Konuşmaların ardından MAZLUM-DER Genel Sekreteri Kaya Kartal basın açıklamasını okudu. Açıklamada, “Uzun süredir Yargıtay`da bekleyen kumpas niteliğindeki dosyalar, ne hikmetse hızlı bir şekilde onaylanmaya ve ceza alan insanlar hapsedilmeye başlandı. 28 Şubat Brifingli Yargı Kararlarının iptal edilmesini beklerken gelen bu kararlar Müslüman Siyasi Mahpuslar yönünden yargı uygulamalarında değişen bir şey olmadığını göstermiştir.” denildi. 28 Şubat ve FETÖ yargı kumpası süreçlerinde bile yargı zulmünün belli bir mantığı olduğu belirtilen açıklamanın devamında, “Geldiğimiz noktada yaşadığımız sorun; bütün değişim ve dönüşümlere, 28 Şubatçıların müebbet hapis cezasıyla yargılanıyor olmalarına, paralel yargıyı inşa edenler tutuklu ya da firari olmalarına rağmen bu kararlara halen itibar edilmesidir.

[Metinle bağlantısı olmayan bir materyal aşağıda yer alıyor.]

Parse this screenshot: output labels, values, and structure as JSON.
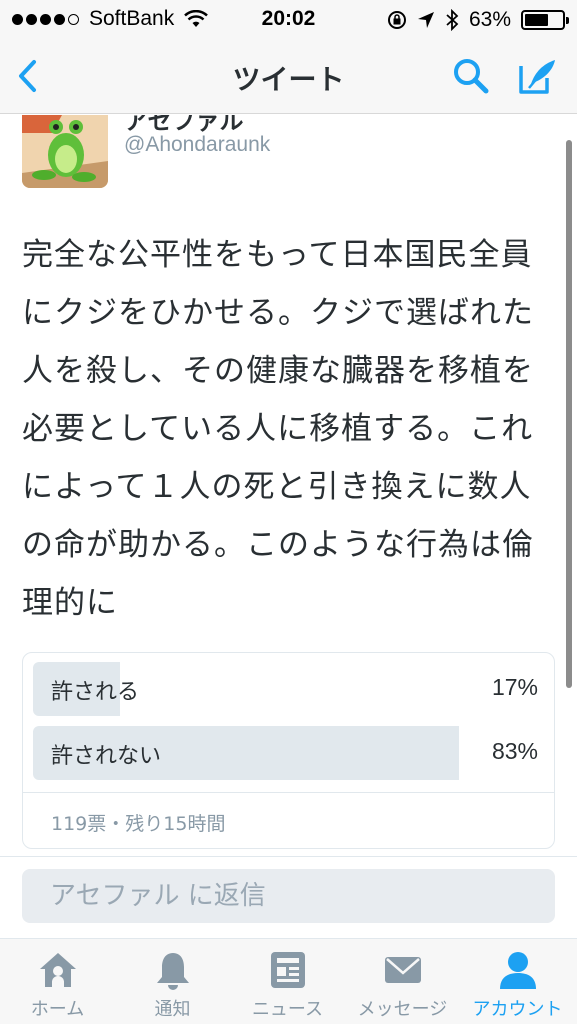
{
  "status": {
    "carrier": "SoftBank",
    "time": "20:02",
    "battery": "63%"
  },
  "nav": {
    "title": "ツイート"
  },
  "author": {
    "name": "アセファル",
    "handle": "@Ahondaraunk"
  },
  "tweet": {
    "text": "完全な公平性をもって日本国民全員にクジをひかせる。クジで選ばれた人を殺し、その健康な臓器を移植を必要としている人に移植する。これによって１人の死と引き換えに数人の命が助かる。このような行為は倫理的に"
  },
  "poll": {
    "options": [
      {
        "label": "許される",
        "percent": "17%",
        "value": 17
      },
      {
        "label": "許されない",
        "percent": "83%",
        "value": 83
      }
    ],
    "meta": "119票・残り15時間"
  },
  "reply": {
    "placeholder": "アセファル に返信"
  },
  "tabs": [
    {
      "label": "ホーム",
      "icon": "home-icon"
    },
    {
      "label": "通知",
      "icon": "bell-icon"
    },
    {
      "label": "ニュース",
      "icon": "news-icon"
    },
    {
      "label": "メッセージ",
      "icon": "envelope-icon"
    },
    {
      "label": "アカウント",
      "icon": "account-icon"
    }
  ],
  "colors": {
    "accent": "#1da1f2",
    "inactive": "#8899a6"
  }
}
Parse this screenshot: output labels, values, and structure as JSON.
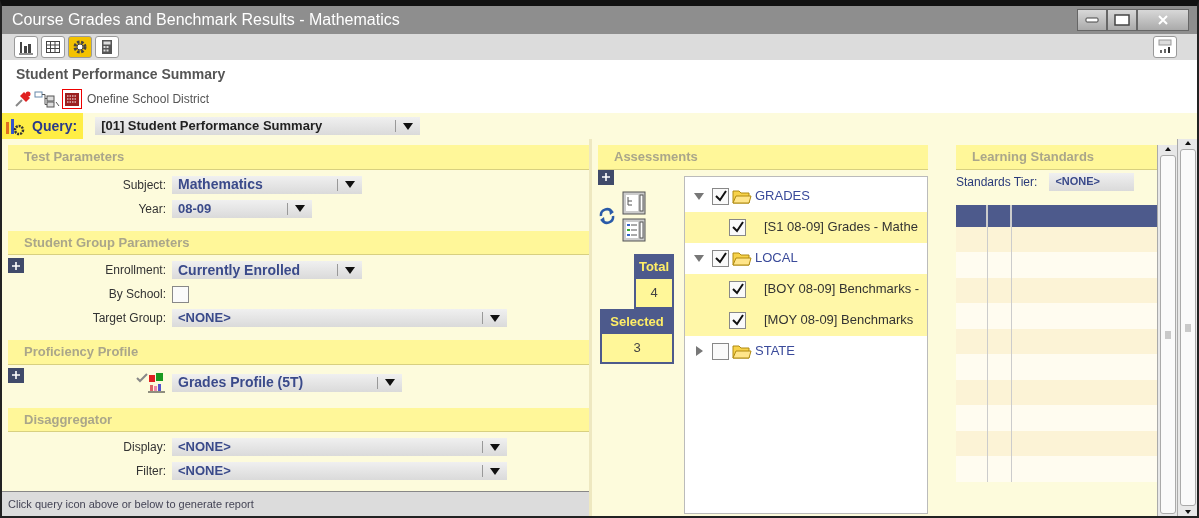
{
  "window": {
    "title": "Course Grades and Benchmark Results - Mathematics"
  },
  "toolbar": [
    {
      "kind": "chart",
      "selected": false
    },
    {
      "kind": "table",
      "selected": false
    },
    {
      "kind": "gear",
      "selected": true
    },
    {
      "kind": "calculator",
      "selected": false
    }
  ],
  "report_title": "Student Performance Summary",
  "breadcrumb": "Onefine School District",
  "query": {
    "label": "Query:",
    "value": "[01] Student Performance Summary"
  },
  "sections": [
    {
      "title": "Test Parameters",
      "expandable": false,
      "fields": [
        {
          "kind": "select",
          "label": "Subject:",
          "value": "Mathematics"
        },
        {
          "kind": "short-select",
          "label": "Year:",
          "value": "08-09"
        }
      ]
    },
    {
      "title": "Student Group Parameters",
      "expandable": true,
      "fields": [
        {
          "kind": "select",
          "label": "Enrollment:",
          "value": "Currently Enrolled"
        },
        {
          "kind": "checkbox",
          "label": "By School:",
          "checked": false
        },
        {
          "kind": "wide-select",
          "label": "Target Group:",
          "value": "<NONE>"
        }
      ]
    },
    {
      "title": "Proficiency Profile",
      "expandable": true,
      "fields": [
        {
          "kind": "profile-select",
          "value": "Grades Profile (5T)"
        }
      ]
    },
    {
      "title": "Disaggregator",
      "expandable": false,
      "fields": [
        {
          "kind": "wide-select",
          "label": "Display:",
          "value": "<NONE>"
        },
        {
          "kind": "wide-select",
          "label": "Filter:",
          "value": "<NONE>"
        }
      ]
    }
  ],
  "status_bar": "Click query icon above or below to generate report",
  "assessments": {
    "title": "Assessments",
    "total_label": "Total",
    "total": "4",
    "selected_label": "Selected",
    "selected": "3",
    "tree": [
      {
        "label": "GRADES",
        "expanded": true,
        "checked": true,
        "children": [
          {
            "label": "[S1 08-09] Grades - Mathe",
            "checked": true
          }
        ]
      },
      {
        "label": "LOCAL",
        "expanded": true,
        "checked": true,
        "children": [
          {
            "label": "[BOY 08-09] Benchmarks -",
            "checked": true
          },
          {
            "label": "[MOY 08-09] Benchmarks",
            "checked": true
          }
        ]
      },
      {
        "label": "STATE",
        "expanded": false,
        "checked": false
      }
    ]
  },
  "learning_standards": {
    "title": "Learning Standards",
    "tier_label": "Standards Tier:",
    "tier_value": "<NONE>"
  }
}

Bugün çok sayıda insan kendisine operasyon yapan, ceza isteyen ve ceza veren polis, savcı ve hakimlerle aynı cezaevlerinde yatmaktadır. MAZLUM-DER olarak yaşanan çelişkiyi basının, siyasilerin ve toplumun dikkatine çeker, herkes için adil bir yargılama talebimizi tekrar ederiz.” ifadeleri kullanıldı.